Ülkemize baktığımızda hukukun durumu avukatların durumu ortadadır. Hukuk devleti en özet haliyle kişilerin hak ve özgürlüklerinin güvence altında olduğu idarenin eylem ve işlemlerinden sorumlu tutulduğu kısacası devletin kendi koyduğu kurallara uyduğu bir devlet modelidir. Hukuk devletinde kişiler somut deliller isnatlar olmadan gözaltına alınamaz, tutuklanamaz, keyfi uygulamalarda bulunulamaz. Yıllarca tutuklu kalamaz. Ancak ülkemizde durum maalesef böyle değil. Ülkemizde hukukun durumu maalesef içler acısı. 15 Temmuzda devletin varlığına karşı bir eylem gerçekleşti. Devletin buna karşı bir reaksiyon vermesi normaldir. Kişilerin hak ve özgürlüklerine dokunulmadığı sürece hukuken eleştirilebilecek bir yanı yoktur. Ancak bunların ölçülü ve gerçek suçluların tespit edilerek yapılması gerekir.

'BUNLARI YAPACAĞIZ'

Son olarak, seçimleri kazandığınız takdirde İzmir Barosu'nda ne gibi değişikliklere gitmeyi düşünüyorsunuz?

Şuan da zaten Yönetim Kurulu üyesiyim. İzmir’in zaten kalifiye meslek içi eğitimcileri var. Geçmişte görev aldığım süreçte akademisyenlerle ve değerli eğitimcilerle birlikte çok ciddi bir sürekli eğitim merkezi kurmuştuk. Yönetim kurulu kararıyla yetkilerimiz elimizden alındı ve bu merkez işletilmedi. Paralı eğitim kurumlarıyla anlaşıldı. Meslektaşlarımız paralı eğitim kurumlarından gelen reklamlara boğuldu. Baronun mesleğe yapılan saldırılara karşı durması, meslek alanının genişletilmesi için çalışması, meslektaşın yanında kurumsal gücü hissettirmesi, meslektaşlara uzmanlaşma konusunda yardımcı olması, kazanımların arttırılması yönelik çalışmalar yapması gerektiği inancındayız. Bina yaparak meslektaşların hayat şartlarının düzelmesi, Türkiye’de hukukun durumunun düzelmesi mümkün değil. Önemli olan meslektaşlarımızın hayat kalitesini, mesleğin kalitesinin arttırılmasıdır. Avukatlık sınavı, hukuk sigortası ve benzeri kolaylıklarla meslektaşın önünün açılması gerektiği inancındayız.

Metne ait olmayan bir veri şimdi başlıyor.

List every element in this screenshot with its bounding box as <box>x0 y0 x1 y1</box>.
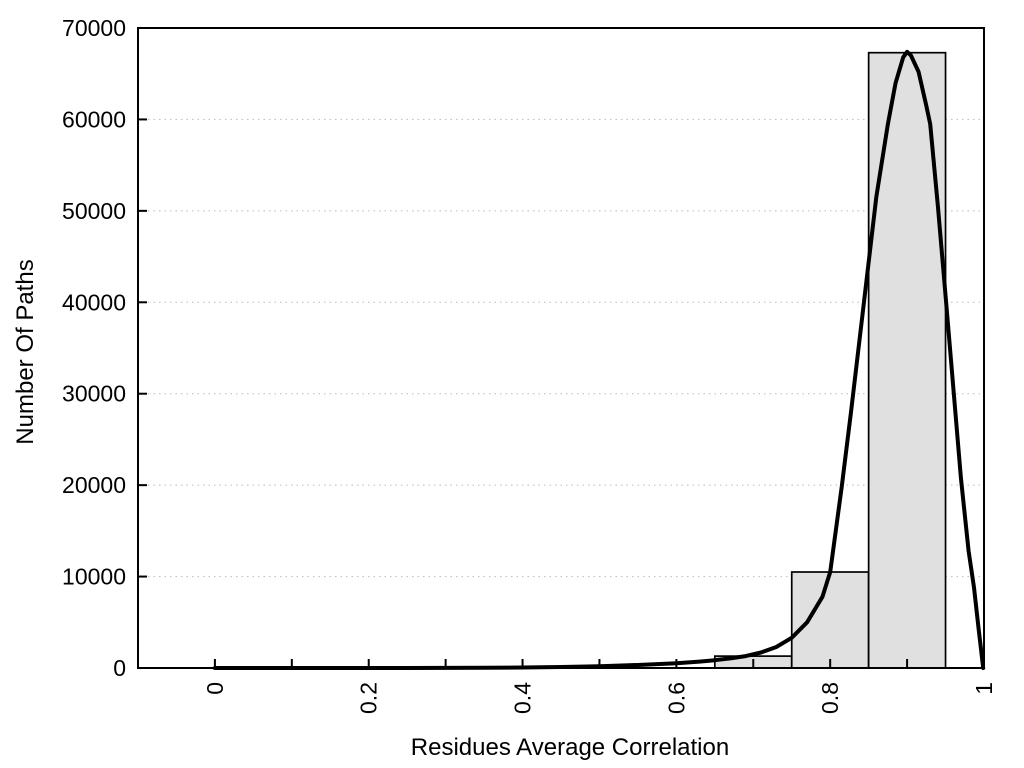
x-tick-label: 1 <box>971 682 997 695</box>
y-tick-label: 60000 <box>62 106 126 132</box>
y-tick-label: 0 <box>113 655 126 681</box>
x-tick-label: 0.8 <box>817 682 843 714</box>
y-tick-label: 30000 <box>62 381 126 407</box>
y-tick-label: 10000 <box>62 564 126 590</box>
plot-border <box>137 27 985 669</box>
axes-layer <box>137 27 985 669</box>
histogram-bar <box>790 571 870 669</box>
x-tick-label: 0 <box>202 682 228 695</box>
grid-layer <box>148 118 984 578</box>
y-tick-label: 20000 <box>62 472 126 498</box>
x-tick-label: 0.4 <box>510 682 536 714</box>
x-tick-label: 0.2 <box>356 682 382 714</box>
y-tick-label: 50000 <box>62 198 126 224</box>
y-tick-label: 40000 <box>62 289 126 315</box>
x-tick-label: 0.6 <box>663 682 689 714</box>
y-tick-label: 70000 <box>62 15 126 41</box>
x-axis-title: Residues Average Correlation <box>411 734 729 761</box>
tick-labels-layer: 0 10000 20000 30000 40000 50000 60000 70000 0 0.2… <box>62 15 997 714</box>
y-axis-title: Number Of Paths <box>12 259 39 444</box>
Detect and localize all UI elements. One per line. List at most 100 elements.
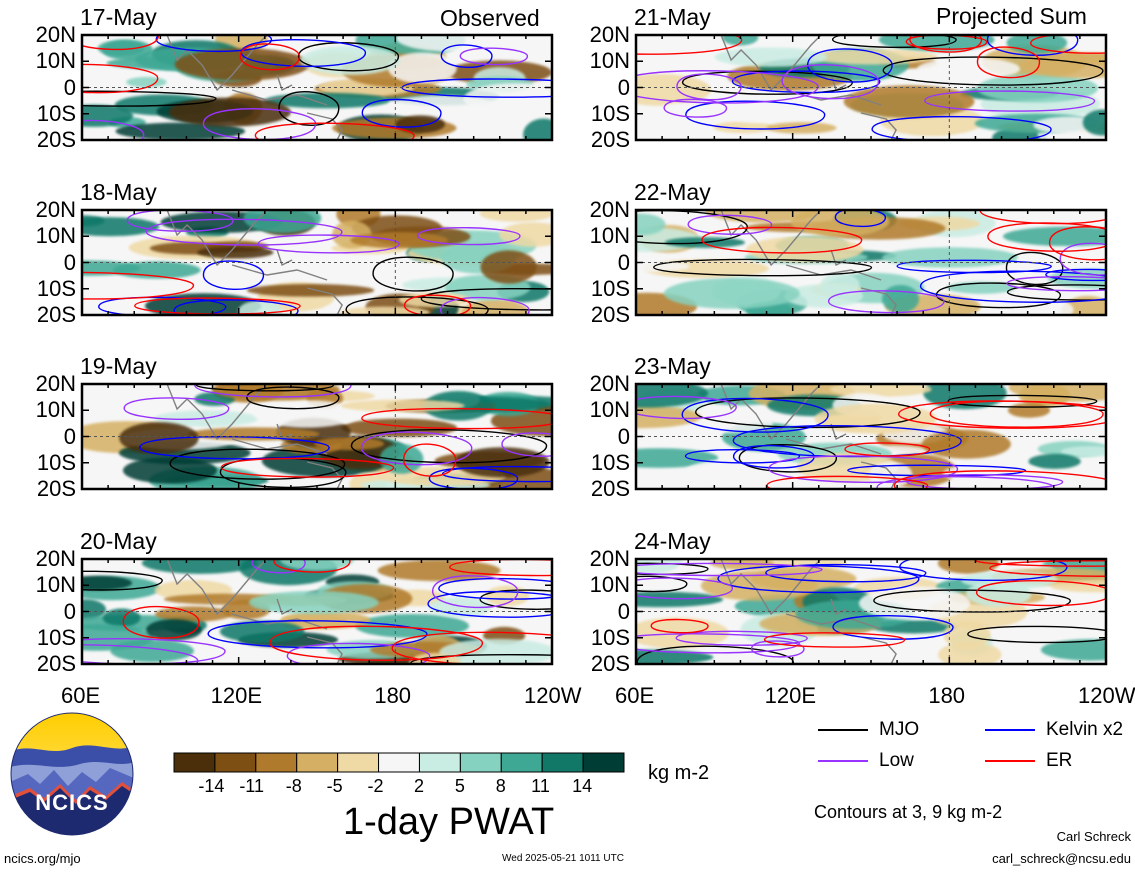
anomaly-blob bbox=[174, 48, 310, 81]
contour-kelvin-x2 bbox=[427, 590, 552, 618]
panel-date-title: 19-May bbox=[80, 353, 157, 379]
y-tick-label: 10N bbox=[589, 397, 630, 423]
x-tick-label: 180 bbox=[374, 683, 412, 708]
panel-20-May bbox=[82, 559, 552, 664]
anomaly-blob bbox=[82, 575, 133, 591]
contour-er bbox=[273, 559, 351, 573]
contour-er bbox=[976, 46, 1041, 79]
anomaly-blob bbox=[243, 210, 322, 233]
anomaly-blob bbox=[187, 427, 320, 441]
anomaly-blob bbox=[395, 115, 446, 134]
panel-date-title: 20-May bbox=[80, 528, 157, 554]
colorbar-label: -2 bbox=[367, 776, 384, 796]
contour-kelvin-x2 bbox=[438, 577, 552, 600]
contour-mjo bbox=[246, 386, 340, 410]
contour-low bbox=[636, 633, 800, 654]
anomaly-blob bbox=[1028, 453, 1081, 469]
colorbar-swatch bbox=[214, 752, 257, 773]
anomaly-blob bbox=[724, 99, 787, 123]
x-tick-label: 120E bbox=[210, 683, 263, 708]
contour-low bbox=[459, 47, 529, 66]
contour-kelvin-x2 bbox=[155, 35, 273, 53]
colorbar-swatch bbox=[255, 752, 298, 773]
footer-url[interactable]: ncics.org/mjo bbox=[4, 851, 81, 866]
legend-label: Low bbox=[879, 750, 914, 771]
logo-text: NCICS bbox=[35, 790, 109, 815]
contour-mjo bbox=[935, 282, 1062, 309]
y-tick-label: 10N bbox=[35, 48, 76, 74]
contour-er bbox=[763, 632, 906, 648]
y-tick-label: 0 bbox=[63, 249, 76, 275]
anomaly-blob bbox=[809, 49, 938, 65]
contour-low bbox=[257, 234, 400, 254]
x-tick-label: 180 bbox=[928, 683, 966, 708]
anomaly-blob bbox=[102, 608, 141, 627]
colorbar-units: kg m-2 bbox=[648, 762, 710, 784]
anomaly-blob bbox=[300, 45, 401, 75]
contour-er bbox=[989, 560, 1106, 577]
anomaly-blob bbox=[917, 57, 1021, 81]
contour-low bbox=[360, 431, 473, 466]
anomaly-blob bbox=[523, 118, 552, 140]
panel-19-May bbox=[82, 384, 552, 489]
colorbar-label: -5 bbox=[326, 776, 343, 796]
contour-er bbox=[220, 457, 395, 478]
contour-kelvin-x2 bbox=[871, 115, 1052, 140]
contour-kelvin-x2 bbox=[986, 35, 1079, 56]
contour-er bbox=[636, 35, 743, 55]
anomaly-blob bbox=[636, 405, 701, 429]
y-tick-label: 10S bbox=[590, 100, 630, 126]
y-tick-label: 10N bbox=[589, 48, 630, 74]
anomaly-blob bbox=[82, 599, 107, 620]
contour-kelvin-x2 bbox=[731, 70, 881, 94]
legend-label: ER bbox=[1046, 750, 1073, 771]
y-tick-label: 20S bbox=[36, 476, 76, 501]
anomaly-blob bbox=[636, 448, 719, 468]
anomaly-blob bbox=[714, 47, 827, 67]
colorbar-swatch bbox=[582, 752, 625, 773]
contour-low bbox=[636, 577, 734, 600]
contour-kelvin-x2 bbox=[173, 299, 299, 315]
anomaly-blob bbox=[965, 580, 1032, 607]
contour-mjo bbox=[278, 91, 340, 126]
contour-low bbox=[687, 214, 773, 235]
contour-er bbox=[1029, 35, 1106, 54]
anomaly-blob bbox=[1007, 402, 1051, 418]
anomaly-blob bbox=[248, 590, 379, 615]
contour-kelvin-x2 bbox=[806, 48, 893, 83]
footer-timestamp: Wed 2025-05-21 1011 UTC bbox=[502, 853, 624, 864]
y-tick-label: 10S bbox=[590, 275, 630, 301]
legend-label: MJO bbox=[879, 719, 920, 740]
colorbar-swatch bbox=[418, 752, 461, 773]
anomaly-blob bbox=[636, 260, 690, 273]
anomaly-blob bbox=[1082, 109, 1106, 136]
contour-kelvin-x2 bbox=[717, 565, 920, 594]
anomaly-blob bbox=[439, 638, 552, 664]
anomaly-blob bbox=[479, 210, 552, 222]
contour-low bbox=[251, 559, 306, 574]
anomaly-blob bbox=[146, 619, 202, 641]
contour-low bbox=[82, 119, 145, 140]
y-tick-label: 20S bbox=[590, 127, 630, 152]
anomaly-blob bbox=[636, 213, 666, 236]
anomaly-blob bbox=[97, 40, 145, 57]
footer-email[interactable]: carl_schreck@ncsu.edu bbox=[992, 851, 1131, 866]
colorbar-swatch bbox=[378, 752, 420, 773]
anomaly-blob bbox=[119, 422, 199, 455]
contour-er bbox=[134, 297, 301, 315]
contour-kelvin-x2 bbox=[1045, 268, 1106, 282]
panel-date-title: 24-May bbox=[634, 528, 711, 554]
y-tick-label: 10N bbox=[35, 223, 76, 249]
contour-low bbox=[675, 630, 808, 646]
anomaly-blob bbox=[881, 284, 920, 313]
y-tick-label: 10S bbox=[590, 624, 630, 650]
anomaly-blob bbox=[976, 73, 1099, 103]
colorbar-label: 5 bbox=[454, 776, 465, 796]
y-tick-label: 20S bbox=[36, 127, 76, 152]
contour-low bbox=[750, 640, 805, 658]
contour-er bbox=[1048, 226, 1106, 261]
contour-er bbox=[766, 475, 929, 489]
anomaly-blob bbox=[685, 458, 816, 485]
anomaly-blob bbox=[350, 232, 449, 249]
contour-er bbox=[82, 63, 159, 94]
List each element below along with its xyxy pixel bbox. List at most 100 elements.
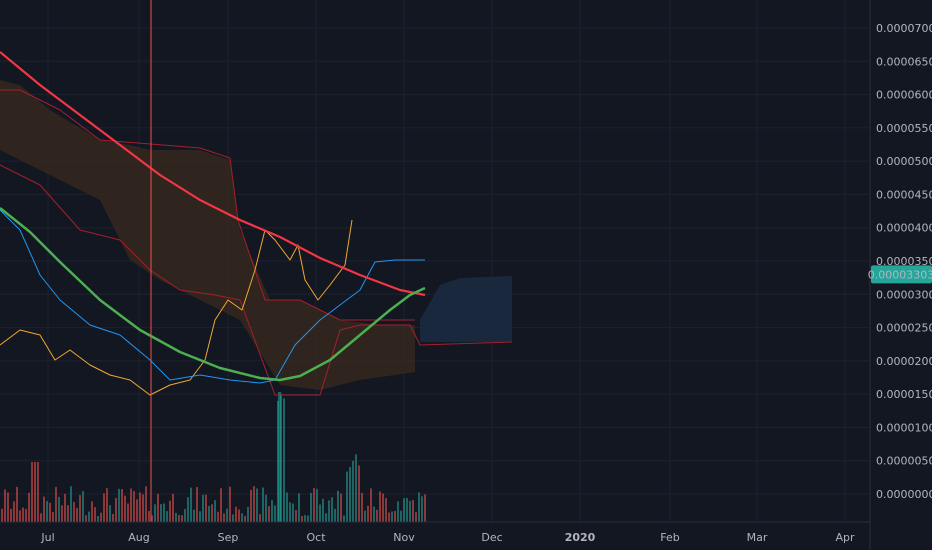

EĞİTİMDE GRUP AİDİYETİ OLMAYACAK

Son iki yılda İzmir Barosunun bir duruşunun olmadığı, etkin olmadığı düşüncesindeyiz. Eskiden öncü bir baroyken şu an gündemi takip eden bir baro durumunda olduğu için aday oluyoruz. Etkin, adil ve güçlü bir baro, meslektaşının yanında olan bir baro ben değil biz diyen bir baro, ötekileştirmeyen kutuplaştırmayan herkese kapısını açan bir baro vadediyoruz. Özellikle diğer bütün gruplara komisyonlarımızın kapısı, baromuzun kapısı sonuna kadar açık olacak. Eğitimde grup aidiyeti diye bir şey olmayacak. Her gruptan bütün ehil arkadaşlarımızla birlikte çalışacağız. Mesleğin önünü açmak, meslektaşın önünü açmak için elimizden geleni yapacağız.